Bütün gün soğuk üfleyen bir klimanın altında kalmanın kişilerde halsizlik ve baş ağrısına neden olduğunu kaydeden Prof. Dr. Şafak, "Klimanın altında vücutta titremeler gerçekleşebilir. Bunun nedeni sürekli soğuk ve kuru hava nedeniyle solunum yollarını döşeyen mukozaların ve cildin kuruması, bununla birlikte vücutta gelişen aşırı su kaybıdır. Böyle bir ortamda halsizlik, gözlerde, ağız ve boğazda kuruluk, baş ve boğaz ağrısı, yutma güçlüğü, ses kısıklığı, burun tıkanıklığı, burun akıntısı ve artrit gibi rahatsızlıklar ortaya çıkabilir" diye konuştu.

 

BAKTERİLER KLİMAYI SEVİYOR

Klimaların sağlığı tehdit eden mikroorganizmalar için üreme ortamı olduğunu belirten Prof.

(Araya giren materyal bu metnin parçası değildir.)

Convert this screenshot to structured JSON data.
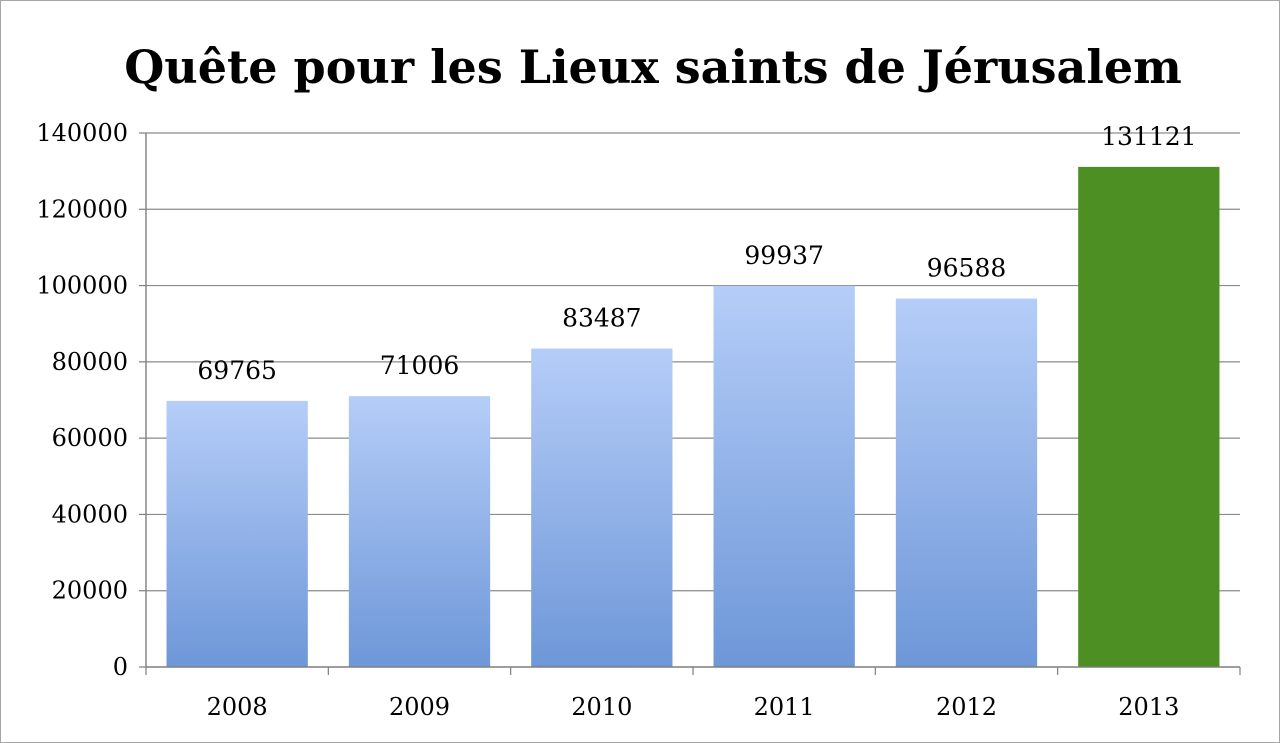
{
  "chart_data": {
    "type": "bar",
    "title": "Quête pour les Lieux saints de Jérusalem",
    "xlabel": "",
    "ylabel": "",
    "categories": [
      "2008",
      "2009",
      "2010",
      "2011",
      "2012",
      "2013"
    ],
    "values": [
      69765,
      71006,
      83487,
      99937,
      96588,
      131121
    ],
    "data_labels": [
      "69765",
      "71006",
      "83487",
      "99937",
      "96588",
      "131121"
    ],
    "ylim": [
      0,
      140000
    ],
    "yticks": [
      0,
      20000,
      40000,
      60000,
      80000,
      100000,
      120000,
      140000
    ],
    "ytick_labels": [
      "0",
      "20000",
      "40000",
      "60000",
      "80000",
      "100000",
      "120000",
      "140000"
    ],
    "grid": true,
    "legend": "none",
    "colors": {
      "bar_top": "#b5cdf8",
      "bar_bottom": "#6e97d8",
      "highlight": "#4d8f22",
      "grid": "#8c8c8c",
      "axis": "#7f7f7f"
    },
    "highlight_index": 5
  }
}
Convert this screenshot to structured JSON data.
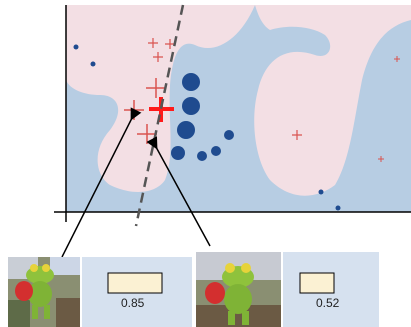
{
  "colors": {
    "region_blue": "#b7cde3",
    "region_pink": "#f3dfe4",
    "point_blue": "#1f4b8f",
    "point_red": "#d9534f",
    "score_box": "#fbf1d3",
    "panel_bg": "#d6e1ef",
    "boundary": "#555555"
  },
  "examples": [
    {
      "image": "frog-perturbed-thumbnail",
      "score": "0.85"
    },
    {
      "image": "frog-original-thumbnail",
      "score": "0.52"
    }
  ]
}
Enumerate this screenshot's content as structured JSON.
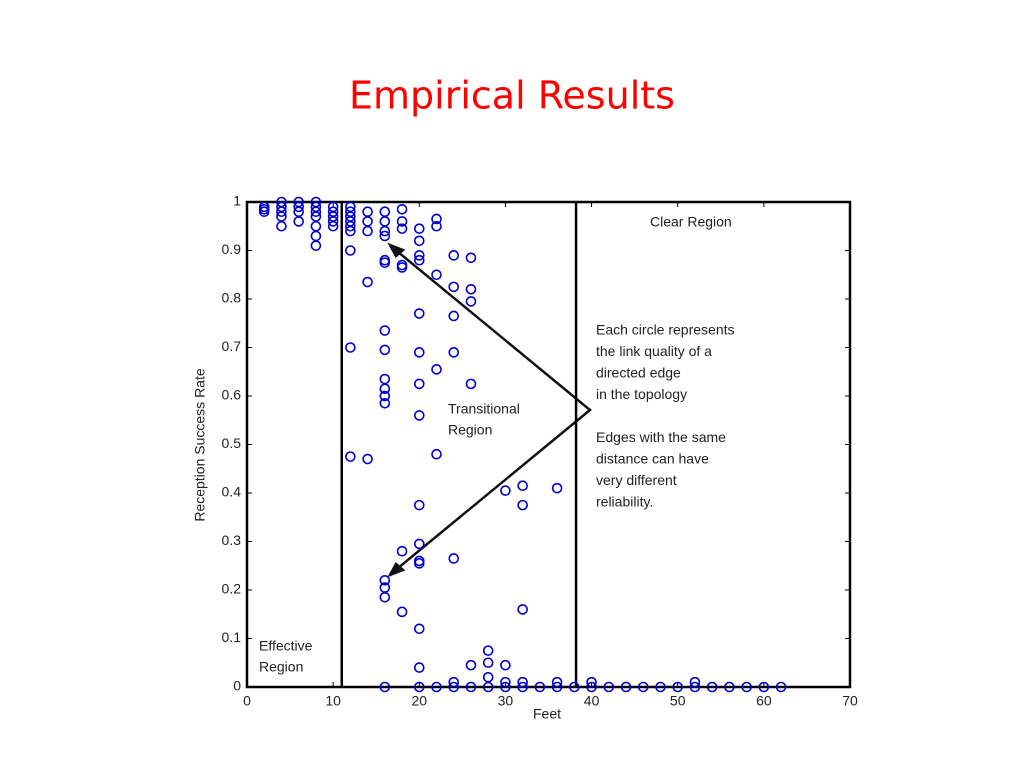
{
  "chart_data": {
    "type": "scatter",
    "title": "Empirical Results",
    "xlabel": "Feet",
    "ylabel": "Reception Success Rate",
    "annotations": {
      "clear": "Clear Region",
      "transitional": [
        "Transitional",
        "Region"
      ],
      "effective": [
        "Effective",
        "Region"
      ],
      "note": [
        "Each circle represents",
        "the link quality of a",
        "directed edge",
        "in the topology",
        "",
        "Edges with the same",
        "distance can have",
        "very different",
        "reliability."
      ]
    },
    "color": "#0000cc",
    "region_boundaries": [
      11,
      38.2
    ],
    "x": [
      2,
      2,
      2,
      4,
      4,
      4,
      4,
      4,
      6,
      6,
      6,
      6,
      8,
      8,
      8,
      8,
      8,
      8,
      8,
      10,
      10,
      10,
      10,
      10,
      12,
      12,
      12,
      12,
      12,
      12,
      12,
      12,
      12,
      14,
      14,
      14,
      14,
      14,
      16,
      16,
      16,
      16,
      16,
      16,
      16,
      16,
      16,
      16,
      16,
      16,
      16,
      16,
      16,
      16,
      18,
      18,
      18,
      18,
      18,
      18,
      18,
      20,
      20,
      20,
      20,
      20,
      20,
      20,
      20,
      20,
      20,
      20,
      20,
      20,
      20,
      20,
      22,
      22,
      22,
      22,
      22,
      22,
      24,
      24,
      24,
      24,
      24,
      24,
      24,
      26,
      26,
      26,
      26,
      26,
      26,
      28,
      28,
      28,
      28,
      30,
      30,
      30,
      30,
      32,
      32,
      32,
      32,
      32,
      34,
      36,
      36,
      36,
      38,
      40,
      40,
      42,
      44,
      46,
      48,
      50,
      52,
      52,
      54,
      56,
      58,
      60,
      62
    ],
    "y": [
      0.99,
      0.985,
      0.98,
      1.0,
      0.99,
      0.98,
      0.97,
      0.95,
      1.0,
      0.99,
      0.98,
      0.96,
      1.0,
      0.99,
      0.98,
      0.97,
      0.95,
      0.93,
      0.91,
      0.99,
      0.98,
      0.97,
      0.96,
      0.95,
      0.99,
      0.98,
      0.97,
      0.96,
      0.95,
      0.94,
      0.9,
      0.7,
      0.475,
      0.98,
      0.96,
      0.94,
      0.835,
      0.47,
      0.98,
      0.96,
      0.94,
      0.93,
      0.88,
      0.875,
      0.735,
      0.695,
      0.635,
      0.615,
      0.6,
      0.585,
      0.22,
      0.205,
      0.185,
      0,
      0.985,
      0.96,
      0.945,
      0.87,
      0.865,
      0.28,
      0.155,
      0.945,
      0.92,
      0.89,
      0.88,
      0.77,
      0.69,
      0.625,
      0.56,
      0.375,
      0.295,
      0.26,
      0.255,
      0.12,
      0.04,
      0,
      0.965,
      0.95,
      0.85,
      0.655,
      0.48,
      0,
      0.89,
      0.825,
      0.765,
      0.69,
      0.265,
      0.01,
      0,
      0.885,
      0.82,
      0.795,
      0.625,
      0.045,
      0,
      0.075,
      0.05,
      0.02,
      0,
      0.405,
      0.045,
      0.01,
      0,
      0.415,
      0.375,
      0.16,
      0.01,
      0,
      0,
      0.41,
      0.01,
      0,
      0,
      0.01,
      0,
      0,
      0,
      0,
      0,
      0,
      0.01,
      0,
      0,
      0,
      0,
      0,
      0
    ],
    "xlim": [
      0,
      70
    ],
    "ylim": [
      0,
      1
    ],
    "xticks": [
      0,
      10,
      20,
      30,
      40,
      50,
      60,
      70
    ],
    "yticks": [
      0,
      0.1,
      0.2,
      0.3,
      0.4,
      0.5,
      0.6,
      0.7,
      0.8,
      0.9,
      1
    ]
  }
}
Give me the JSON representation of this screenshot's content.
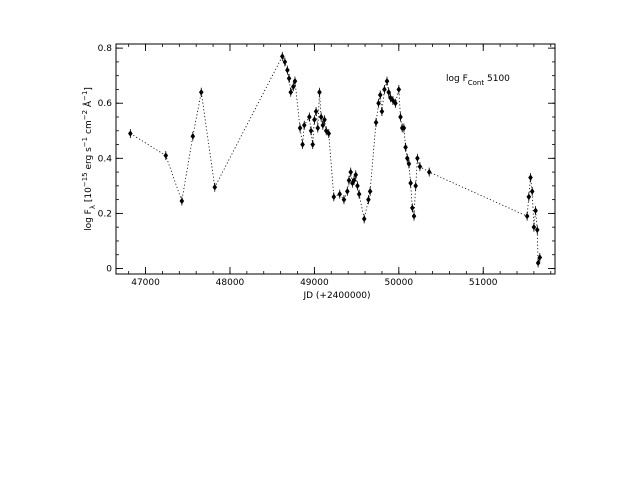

Dr. Şafak, şöyle konuştu:

 

"Klimaların içinde rahatlıkla çoğalan mantarlar, mayalar, virüsler ve bakteriler klimanın üflediği hava ile ortamda bulunan kişilere ulaşmakta, solunum yolları için ciddi tehditlere neden olmaktadır. En basitinden farenjit, grip ve nezle gibi iltihaplardan, Lejyoner Hastalığı olarak bilinen ve ölümle sonuçlanabilen ağır zatürrelere kadar geniş bir yelpazede enfeksiyonlara neden olabilmektedir. Özellikle yaşlılarda, kronik hastalığı olanlarda, organ nakli olan veya kanser hastalarında önemli bir risk oluşturmaktadır."

 

BAKIM YAPTIRMADAN KLİMANIZI AÇMAYIN

 

Klimaların alerjenlerin süzülmesine yardımcı olduğu için alerjik hastalığı olan kişiler için faydalı olduğunu, ancak bakımı iyi yapılmamış klimaların tam ters etki oluşturarak ortama bolca alerjen polenlerin ve tozların gönderilmesine neden olduğunu belirten Prof. Dr. Şafak, "Böylelikle alerjik burun iltihapları, alerjik sinüzitler, astım gibi hastalıklar meydana gelebilir" dedi.

 

Prof. Dr. Şafak, klimanın doğru kullanımı için dikkat edilmesi gerekenleri de şöyle sıraladı:

 

"Öncelikle klima bakımlarına önem verin, güvendiğiniz firmalarla çalışın. Klimaların derecelerini çok düşük seviyelere ayarlamayın. Klima ısı derecesini seçerken dış ortamla iç ortam arasındaki ısı farkının yüzde 20'den veya 8-10 dereceden fazla olmamasına özen gösterin. Örneğin dış ortamdaki hava sıcaklığı 40 dereceyse klima ayarı en düşük 30-31 derece olmalıdır. İnsan vücudunun iç ısısı 37-38 derecedir. Bulunulan ortamın ısısı bu değerin yüzde 30'undan daha soğuksa giyinerek vücut ısınızı korumamız gerekir. Yaz günlerinde ince giysiler giyildiği için bulunulan ortamın ısısının 26 dereceden daha soğuk olması hastalıklara davetiye çıkarır. Su kullanan sistemlerde, klimanın su haznesindeki su günde en az birkaç kez değiştirilmeli, su haznesinin temizliğine özen gösterilmelidir."